Sarà la lettura recente di Holderlin ma non sarei così d'accordo! wink.gif

Senza dubbio la tecnica è una cosa naturale, tutto è naturale, lo diceva già Spinoza con grande acume. Nella rappresentazione vige il principio di ragion sufficiente, se una cosa succede c'è un motivo, ergo è giusto e naturale che accada. L'ignoto stesso è una condizione misterica che ci pone nel mondo, la "mancanza" è la nostra essenza più profonda, senza di essi saremmo sassi. Da questo punto di vista non condivido molto le preoccupazioni heideggeriane (e non solo) per una ubris della tecnica, la tecnica era anche presso i greci, nell'aratro, nell'edilizia, ecc... insomma non ha senso neanche l'estremo opposto rousseauiano certamente, è una ingenuità totale. Quanto fa la differenza è invece il nostro modo di rapportarci all'essere (in senso estremamente generale, traduci vita se vuoi per non entrare in questioni ontologiche) che non deve essere dettato dall'utile. Se c'è un merito dei greci è questa apertura alla fusis (che poi fossero realmente tali non importa!) che nietzsche traduce col concetto di "dionisiaco". Non c'è alcun bisogno del nuovo, il nuovo è nel sorgere del sole o lo schiudersi del fiore (appunto in greco fusis, lo sbocciare, il mostrarsi, che è lo stesso fos della luce), è nell'eterno ritorno dell'uguale che tu devi differenziare. Tu sei chiamato solo a questo, a "fare la differenza". In questo l'arte ha avuto un ruolo predominante nella lettura dei greci da parte di Nietzsche, ma non c'è analisi dell'arte, non c'è teoria estetica o storia dell'arte che tenga, perchè l'arte per sua stessa natura deve sottrarsi al mondo fenomenico (è il sottrarsi) in cui è possibile fare analisi perchè c'è causa-effetto, non c'è differenza (ontologica). Non c'è neanche l'opera a questo punto no? Non c'è evoluzione, non c'è sviluppo, non c'è apertura tecnologica di nuovi orizzonti, queste sono differenze quantitative e in definitiva rimandabili ad uguaglianze e somiglianze, ovvero inesistenti. E' la differenza qualitativa che "fa la differenza" e tale differenziazione è possibile solo nella vita e nel suo aprirsi alla fusis, cosa che la tecnica non aiuta a fare dato che ha per categoria l'utile e per strumento il calcolo (ovvero legge tutto per quantità, in questo è esemplare l'economia, che arriva a teorie decisionali basate sul quantificare l'utilità per i consumatori e prevedere le loro scelte, nietzsche aveva intuito il futuro emergere dell'economia come scienza globale).
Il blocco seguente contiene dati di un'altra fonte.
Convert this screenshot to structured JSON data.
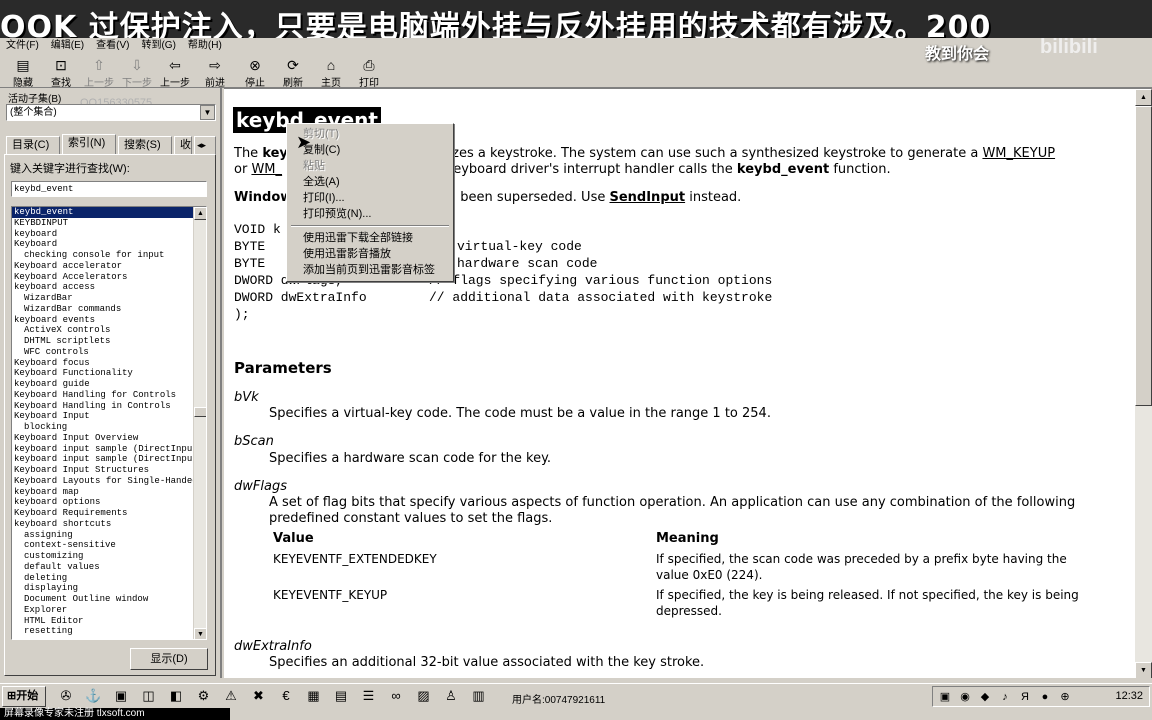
{
  "banner": {
    "text": "OOK 过保护注入，只要是电脑端外挂与反外挂用的技术都有涉及。200",
    "subtitle": "教到你会",
    "logo": "bilibili"
  },
  "menu": [
    "文件(F)",
    "编辑(E)",
    "查看(V)",
    "转到(G)",
    "帮助(H)"
  ],
  "toolbar": [
    {
      "label": "隐藏",
      "icon": "hide-icon"
    },
    {
      "label": "查找",
      "icon": "locate-icon"
    },
    {
      "label": "上一步",
      "icon": "up-arrow-icon",
      "disabled": true
    },
    {
      "label": "下一步",
      "icon": "down-arrow-icon",
      "disabled": true
    },
    {
      "label": "上一步",
      "icon": "back-icon"
    },
    {
      "label": "前进",
      "icon": "forward-icon"
    },
    {
      "label": "停止",
      "icon": "stop-icon"
    },
    {
      "label": "刷新",
      "icon": "refresh-icon"
    },
    {
      "label": "主页",
      "icon": "home-icon"
    },
    {
      "label": "打印",
      "icon": "print-icon"
    }
  ],
  "left": {
    "subset_label": "活动子集(B)",
    "subset_watermark": "QQ156330575",
    "subset_value": "(整个集合)",
    "tabs": [
      "目录(C)",
      "索引(N)",
      "搜索(S)",
      "收"
    ],
    "keyword_label": "键入关键字进行查找(W):",
    "keyword_value": "keybd_event",
    "items": [
      {
        "t": "keybd_event",
        "sel": true
      },
      {
        "t": "KEYBDINPUT"
      },
      {
        "t": "keyboard"
      },
      {
        "t": "Keyboard"
      },
      {
        "t": "checking console for input",
        "sub": true
      },
      {
        "t": "Keyboard accelerator"
      },
      {
        "t": "Keyboard Accelerators"
      },
      {
        "t": "keyboard access"
      },
      {
        "t": "WizardBar",
        "sub": true
      },
      {
        "t": "WizardBar commands",
        "sub": true
      },
      {
        "t": "keyboard events"
      },
      {
        "t": "ActiveX controls",
        "sub": true
      },
      {
        "t": "DHTML scriptlets",
        "sub": true
      },
      {
        "t": "WFC controls",
        "sub": true
      },
      {
        "t": "Keyboard focus"
      },
      {
        "t": "Keyboard Functionality"
      },
      {
        "t": "keyboard guide"
      },
      {
        "t": "Keyboard Handling for Controls"
      },
      {
        "t": "Keyboard Handling in Controls"
      },
      {
        "t": "Keyboard Input"
      },
      {
        "t": "blocking",
        "sub": true
      },
      {
        "t": "Keyboard Input Overview"
      },
      {
        "t": "keyboard input sample (DirectInput"
      },
      {
        "t": "keyboard input sample (DirectInput"
      },
      {
        "t": "Keyboard Input Structures"
      },
      {
        "t": "Keyboard Layouts for Single-Handed"
      },
      {
        "t": "keyboard map"
      },
      {
        "t": "keyboard options"
      },
      {
        "t": "Keyboard Requirements"
      },
      {
        "t": "keyboard shortcuts"
      },
      {
        "t": "assigning",
        "sub": true
      },
      {
        "t": "context-sensitive",
        "sub": true
      },
      {
        "t": "customizing",
        "sub": true
      },
      {
        "t": "default values",
        "sub": true
      },
      {
        "t": "deleting",
        "sub": true
      },
      {
        "t": "displaying",
        "sub": true
      },
      {
        "t": "Document Outline window",
        "sub": true
      },
      {
        "t": "Explorer",
        "sub": true
      },
      {
        "t": "HTML Editor",
        "sub": true
      },
      {
        "t": "resetting",
        "sub": true
      }
    ],
    "display_button": "显示(D)"
  },
  "content": {
    "title": "keybd_event",
    "intro1_a": "The ",
    "intro1_b": "keyb",
    "intro1_c": "nthesizes a keystroke. The system can use such a synthesized keystroke to generate a ",
    "intro1_link": "WM_KEYUP",
    "intro2_a": "or ",
    "intro2_link": "WM_",
    "intro2_b": " keyboard driver's interrupt handler calls the ",
    "intro2_bold": "keybd_event",
    "intro2_c": " function.",
    "note_a": "Window",
    "note_b": "been superseded. Use ",
    "note_link": "SendInput",
    "note_c": " instead.",
    "code": [
      "VOID k",
      "  BYTE",
      "  BYTE",
      "  DWORD dwFlags,",
      "  DWORD dwExtraInfo",
      ");"
    ],
    "code_comments": [
      "",
      "virtual-key code",
      "hardware scan code",
      "// flags specifying various function options",
      "// additional data associated with keystroke",
      ""
    ],
    "params_heading": "Parameters",
    "params": [
      {
        "name": "bVk",
        "desc": "Specifies a virtual-key code. The code must be a value in the range 1 to 254."
      },
      {
        "name": "bScan",
        "desc": "Specifies a hardware scan code for the key."
      },
      {
        "name": "dwFlags",
        "desc": "A set of flag bits that specify various aspects of function operation. An application can use any combination of the following",
        "desc2": "predefined constant values to set the flags."
      },
      {
        "name": "dwExtraInfo",
        "desc": "Specifies an additional 32-bit value associated with the key stroke."
      }
    ],
    "table": {
      "headers": [
        "Value",
        "Meaning"
      ],
      "rows": [
        {
          "value": "KEYEVENTF_EXTENDEDKEY",
          "m1": "If specified, the scan code was preceded by a prefix byte having the",
          "m2": "value 0xE0 (224)."
        },
        {
          "value": "KEYEVENTF_KEYUP",
          "m1": "If specified, the key is being released. If not specified, the key is being",
          "m2": "depressed."
        }
      ]
    }
  },
  "context_menu": [
    {
      "label": "剪切(T)",
      "disabled": true
    },
    {
      "label": "复制(C)"
    },
    {
      "label": "粘贴",
      "disabled": true
    },
    {
      "label": "全选(A)"
    },
    {
      "label": "打印(I)..."
    },
    {
      "label": "打印预览(N)..."
    },
    {
      "sep": true
    },
    {
      "label": "使用迅雷下载全部链接"
    },
    {
      "label": "使用迅雷影音播放"
    },
    {
      "label": "添加当前页到迅雷影音标签"
    }
  ],
  "taskbar": {
    "start": "开始",
    "user": "用户名:00747921611",
    "clock": "12:32"
  },
  "footer": "屏幕录像专家未注册 tlxsoft.com"
}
Certamente il concetto di volontà di potenza è un po' problematico in questo senso, e siamo costretti a rileggerlo non in un ottica di dominio calcolatorio e previsionistico, utilitaristico, ma come una differenza di potenziale (o potenziale di differenza). Qui ha sbagliato (se ha sbagliato ovviamente) Heidegger nella sua lettura sottovalutando forse le questioni irrisolte in nietzsche. Ad esempio la questione delle maschere dionisiache, del frantumarsi del soggetto che compare negli ultimi scritti, rimanda proprio al differenziarsi del soggetto in se stesso. La prima uguaglianza è infatti quella del sè nel tempo, su cui si articola cartesianamente tutto il metodo rappresentativo del reale, ma quando il mio io tiranno si dissolve e viene a cadere la maschera della persona (si pensi anche all'etimologia in latino) ecco che si possono indossare migliaia di maschere differenti e allora si può realmente aprirsi flessibilmente alla fusis, si può "danzare" sul e col mondo.